トポラル(ベータブロッカー)がリコールされた理由は?

Toprol XLは、メトプロロール酢酸エステルの徐放性錠剤(ER)として販売されているブランド名で、狭心症・高血圧・不整脈などの心疾患に使用されます。

本製品自体はリコールされていませんが、同じ有効成分を使用したジェネリック医薬品を製造する米国のサンドズ社(Sandoz Inc.)とETHEX社(ETHEX Corp.)が品質問題によりリコールを実施しました。

Sandoz 社の問題とリコール

2008年8月、米食品医薬品局(FDA)はサンドズ社に対し、ジェネリックメトプロロール酢酸エステル錠の製造工程で、特に錠剤の溶解性に関する規制違反があるとして警告書を発行しました。

消費者からの苦情

2008年3月、ConsumerLab.com は、サンドズ製ジェネリック錠を使用した一部の患者が血圧上昇や心拍数増加、吐き気・めまい・頭痛などの副作用を訴えたと報告しています。

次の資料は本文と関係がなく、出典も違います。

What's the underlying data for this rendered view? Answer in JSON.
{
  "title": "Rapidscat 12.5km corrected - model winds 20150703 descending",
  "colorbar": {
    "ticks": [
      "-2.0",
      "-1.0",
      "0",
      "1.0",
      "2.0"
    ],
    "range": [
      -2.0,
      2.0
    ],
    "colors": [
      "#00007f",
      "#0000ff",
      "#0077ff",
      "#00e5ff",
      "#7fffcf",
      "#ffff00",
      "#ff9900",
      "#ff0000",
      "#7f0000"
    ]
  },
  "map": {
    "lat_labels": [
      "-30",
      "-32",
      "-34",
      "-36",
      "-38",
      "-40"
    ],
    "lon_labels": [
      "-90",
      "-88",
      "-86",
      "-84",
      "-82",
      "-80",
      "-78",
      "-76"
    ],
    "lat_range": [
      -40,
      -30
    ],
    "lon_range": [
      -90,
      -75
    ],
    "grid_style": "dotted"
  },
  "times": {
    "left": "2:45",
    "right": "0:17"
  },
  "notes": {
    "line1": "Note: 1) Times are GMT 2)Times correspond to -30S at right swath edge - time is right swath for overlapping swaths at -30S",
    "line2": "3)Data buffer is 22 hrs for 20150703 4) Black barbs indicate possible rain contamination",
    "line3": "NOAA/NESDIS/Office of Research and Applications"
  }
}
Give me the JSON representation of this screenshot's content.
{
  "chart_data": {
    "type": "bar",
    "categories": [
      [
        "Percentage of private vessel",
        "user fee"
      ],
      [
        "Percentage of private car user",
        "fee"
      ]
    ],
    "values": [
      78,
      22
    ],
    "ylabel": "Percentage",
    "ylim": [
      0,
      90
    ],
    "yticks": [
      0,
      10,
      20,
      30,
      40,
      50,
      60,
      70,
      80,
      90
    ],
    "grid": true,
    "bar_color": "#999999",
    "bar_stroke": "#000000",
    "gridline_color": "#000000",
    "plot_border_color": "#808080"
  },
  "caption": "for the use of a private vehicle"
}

特に、Toprol XL からサンドズ製ジェネリックへ切り替えた際に症状が顕著になったケースが報告されました。

リコールの実施

2008年11月、サンドズは2006年11月から2008年10月までに小売店へ出荷された全てのメトプロロール酢酸エステル徐放性錠(有効期限は2010年8月まで)を自主的に回収しました。

ETHEX 社のリコール

2009年1月、ETHEX は60種類以上のジェネリック医薬品の自主回収を発表し、その中にメトプロロール酢酸エステル徐放性錠も含まれました。主な原因は、錠剤が規定サイズを超えており、表示された用量よりも高い量の薬剤が含まれていたことです。2010年2月には同社の製造設備が停止されました。

供給不足と対策

これら2社のリコールに伴い、ジェネリックのメトプロロール酢酸エステル錠の供給が一部地域で不足しました。ブランド薬のメーカーであるアストラゼネカは、Toprol XL の公平な流通を確保するための配分措置を取っていましたが、2009年5月に供給体制が回復したとして、制限を解除しました。また、同社はパー・ファーマシューティカルと共同で承認済みジェネリックも販売し、需要に対応しました。

処方薬についての注意点

ご自身が使用しているメトプロロール酢酸エステル徐放性錠がリコール対象か不明な場合は、かかりつけの薬剤師または処方医にご相談ください。